Pond had also come to law a bit later in life: she had originally studied Management and Spanish at Leeds University. This was followed by a stint living among London’s bright lights working in recruitment for a series of investment banks including at Goldman Sachs.
It was while Pond was processing IT contractors’ employment contracts at Credit Suisse that she had her law ‘epiphany’:
“I was looking at these contracts in a purely administrative capacity and frequently I would have to liaise with the Legal Department in order to agree amendments to those contracts. I thought: hang on, I could do that!”
Switching to law meant returning home to live with her parents and taking up full-time study again with no income: “it was a real lifestyle change,” Pond explains.

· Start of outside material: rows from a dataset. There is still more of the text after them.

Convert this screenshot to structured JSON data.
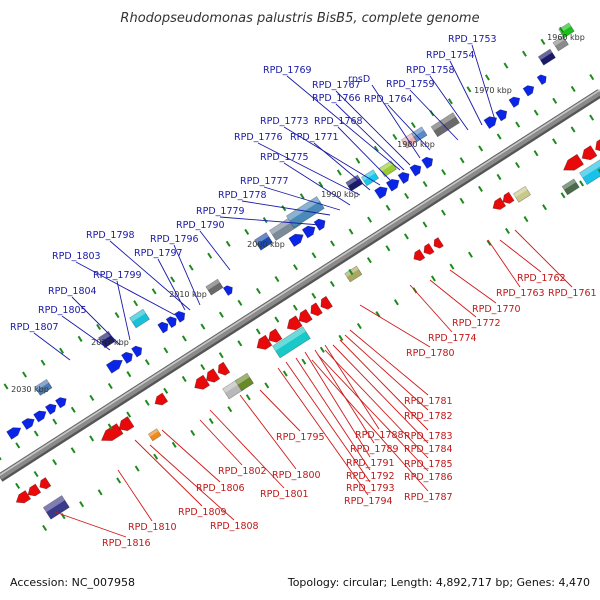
{
  "title": "Rhodopseudomonas palustris BisB5, complete genome",
  "footer": {
    "accession": "Accession: NC_007958",
    "topology": "Topology: circular; Length: 4,892,717 bp; Genes: 4,470"
  },
  "colors": {
    "backbone": "#8a8a8a",
    "forward_gene": "#0a24e8",
    "reverse_gene": "#e80a0a",
    "blue_label": "#1a1aa8",
    "red_label": "#c01818",
    "tick": "#1d8a1d"
  },
  "ticks": [
    {
      "label": "1960 kbp"
    },
    {
      "label": "1970 kbp"
    },
    {
      "label": "1980 kbp"
    },
    {
      "label": "1990 kbp"
    },
    {
      "label": "2000 kbp"
    },
    {
      "label": "2010 kbp"
    },
    {
      "label": "2020 kbp"
    },
    {
      "label": "2030 kbp"
    }
  ],
  "upper_labels": [
    {
      "text": "RPD_1753"
    },
    {
      "text": "RPD_1754"
    },
    {
      "text": "RPD_1758"
    },
    {
      "text": "RPD_1759"
    },
    {
      "text": "RPD_1764"
    },
    {
      "text": "rpsD"
    },
    {
      "text": "RPD_1767"
    },
    {
      "text": "RPD_1769"
    },
    {
      "text": "RPD_1766"
    },
    {
      "text": "RPD_1768"
    },
    {
      "text": "RPD_1773"
    },
    {
      "text": "RPD_1771"
    },
    {
      "text": "RPD_1776"
    },
    {
      "text": "RPD_1775"
    },
    {
      "text": "RPD_1777"
    },
    {
      "text": "RPD_1778"
    },
    {
      "text": "RPD_1779"
    },
    {
      "text": "RPD_1790"
    },
    {
      "text": "RPD_1798"
    },
    {
      "text": "RPD_1796"
    },
    {
      "text": "RPD_1797"
    },
    {
      "text": "RPD_1803"
    },
    {
      "text": "RPD_1799"
    },
    {
      "text": "RPD_1804"
    },
    {
      "text": "RPD_1805"
    },
    {
      "text": "RPD_1807"
    }
  ],
  "lower_labels": [
    {
      "text": "RPD_1762"
    },
    {
      "text": "RPD_1763"
    },
    {
      "text": "RPD_1761"
    },
    {
      "text": "RPD_1770"
    },
    {
      "text": "RPD_1772"
    },
    {
      "text": "RPD_1774"
    },
    {
      "text": "RPD_1780"
    },
    {
      "text": "RPD_1781"
    },
    {
      "text": "RPD_1782"
    },
    {
      "text": "RPD_1783"
    },
    {
      "text": "RPD_1788"
    },
    {
      "text": "RPD_1795"
    },
    {
      "text": "RPD_1784"
    },
    {
      "text": "RPD_1789"
    },
    {
      "text": "RPD_1785"
    },
    {
      "text": "RPD_1791"
    },
    {
      "text": "RPD_1786"
    },
    {
      "text": "RPD_1792"
    },
    {
      "text": "RPD_1800"
    },
    {
      "text": "RPD_1793"
    },
    {
      "text": "RPD_1787"
    },
    {
      "text": "RPD_1802"
    },
    {
      "text": "RPD_1794"
    },
    {
      "text": "RPD_1806"
    },
    {
      "text": "RPD_1801"
    },
    {
      "text": "RPD_1809"
    },
    {
      "text": "RPD_1808"
    },
    {
      "text": "RPD_1810"
    },
    {
      "text": "RPD_1816"
    }
  ]
}
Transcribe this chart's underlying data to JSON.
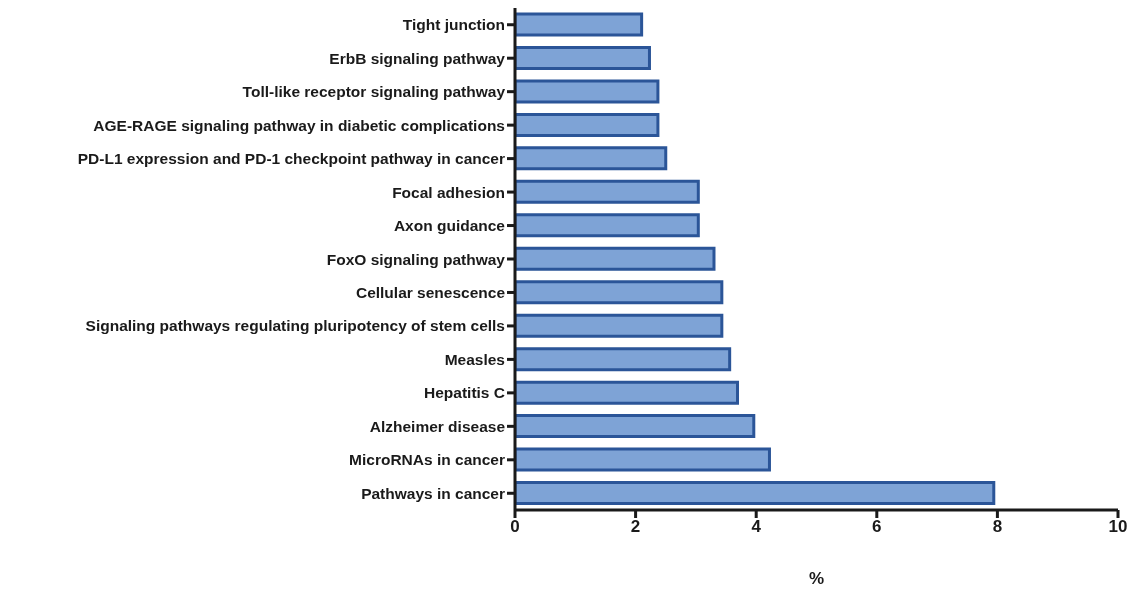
{
  "chart_data": {
    "type": "bar",
    "orientation": "horizontal",
    "xlabel": "%",
    "categories": [
      "Tight junction",
      "ErbB signaling pathway",
      "Toll-like receptor signaling pathway",
      "AGE-RAGE signaling pathway in diabetic complications",
      "PD-L1 expression and PD-1 checkpoint pathway in cancer",
      "Focal adhesion",
      "Axon guidance",
      "FoxO signaling pathway",
      "Cellular senescence",
      "Signaling pathways regulating pluripotency of stem cells",
      "Measles",
      "Hepatitis C",
      "Alzheimer disease",
      "MicroRNAs in cancer",
      "Pathways in cancer"
    ],
    "values": [
      2.1,
      2.23,
      2.37,
      2.37,
      2.5,
      3.04,
      3.04,
      3.3,
      3.43,
      3.43,
      3.56,
      3.69,
      3.96,
      4.22,
      7.94
    ],
    "color": "#7ea3d6",
    "xlim": [
      0,
      10
    ],
    "xticks": [
      0,
      2,
      4,
      6,
      8,
      10
    ],
    "grid": false
  }
}
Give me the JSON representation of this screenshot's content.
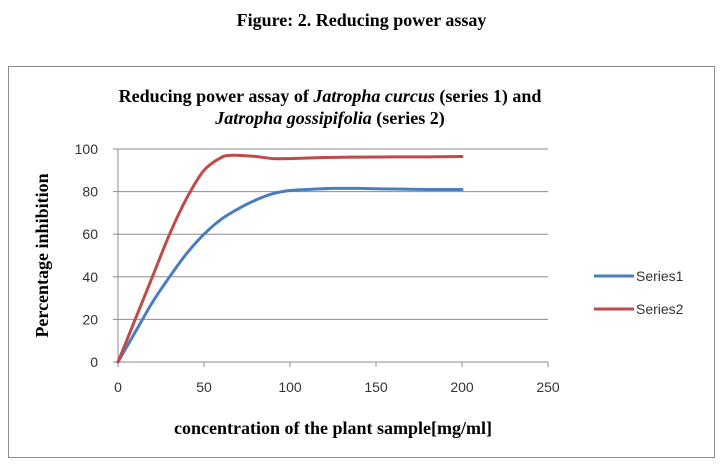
{
  "figure_caption": "Figure: 2. Reducing power assay",
  "chart_data": {
    "type": "line",
    "title_parts": [
      [
        {
          "text": "Reducing power assay of ",
          "italic": false
        },
        {
          "text": "Jatropha curcus",
          "italic": true
        },
        {
          "text": " (series 1) and",
          "italic": false
        }
      ],
      [
        {
          "text": "Jatropha gossipifolia",
          "italic": true
        },
        {
          "text": " (series 2)",
          "italic": false
        }
      ]
    ],
    "xlabel": "concentration of the plant sample[mg/ml]",
    "ylabel": "Percentage inhibition",
    "xlim": [
      0,
      250
    ],
    "ylim": [
      0,
      100
    ],
    "xticks": [
      0,
      50,
      100,
      150,
      200,
      250
    ],
    "yticks": [
      0,
      20,
      40,
      60,
      80,
      100
    ],
    "grid": "horizontal",
    "legend_position": "right",
    "series": [
      {
        "name": "Series1",
        "color": "#4a7ebb",
        "x": [
          0,
          10,
          20,
          30,
          40,
          50,
          60,
          70,
          80,
          90,
          100,
          110,
          125,
          140,
          160,
          180,
          200
        ],
        "y": [
          0,
          14,
          28,
          40,
          51,
          60,
          67,
          72,
          76,
          79,
          80.5,
          81,
          81.5,
          81.5,
          81.2,
          81,
          81
        ]
      },
      {
        "name": "Series2",
        "color": "#be4b48",
        "x": [
          0,
          10,
          20,
          30,
          40,
          50,
          60,
          65,
          70,
          80,
          90,
          100,
          120,
          140,
          160,
          180,
          200
        ],
        "y": [
          0,
          20,
          40,
          60,
          77,
          90,
          96,
          97,
          97,
          96.5,
          95.5,
          95.5,
          96,
          96.2,
          96.3,
          96.3,
          96.5
        ]
      }
    ]
  }
}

But her GDL and LPC courses at the University of Central Lancashire she found “really intellectually challenging and interesting” and more than compensated for the downsides. She also did night school in the second year of traineeship to get a full law degree.
During her traineeship, Pond knew that the small practice, though rewarding in many ways, was not where she saw herself in the longer term, so she set her sights on moving to a larger practice and into a more commercial line of work.
It was at this point that Pond demonstrated that a little determination in life goes a long way. She was looking for a post which fit her criteria, and found one being advertised at Napthens, a regional commercial firm in Preston. But the recruitment agencies were very negative about her chances and wouldn’t put her application through. Instead of being defeated by this, Pond simply emailed the relevant partner directly. The same day she had a response and later got the job which was in the construction team.
After a year at Napthens, Pond had the necessary experience — and confidence — to apply for a position at Pinsent Masons: “When I started at Napthens, I really didn’t know anything about that area of law or the construction industry. But by the end of it, I had learnt a lot. The move to Pinsent Masons was not hard — the deals are bigger of course but my time at Napthens had prepared me well.”
Working in Manchester is hugely positive for Pond:
“Everything I need is here: there is a strong legal market and lots of networking opportunities for junior lawyers. It’s a happy medium: the city is not too big and accommodation is affordable, but there’s also lots going on.”
Looking forward, Pond says that in the medium term she is very happy progressing her career at Pinsent Masons which is, she says, “absolutely the right choice of firm for me” and where the work is “top calibre”. Looking back, Pond reflects: “When you are 18, it is hard to know what you want to do, and you don’t really know what work is like.” For that reason, Pond argues that sometimes alternative career paths might be the answer: “I think apprenticeships, for instance, are an excellent way to earn, learn and discover where the right place is for you.” There are not always just straight lines.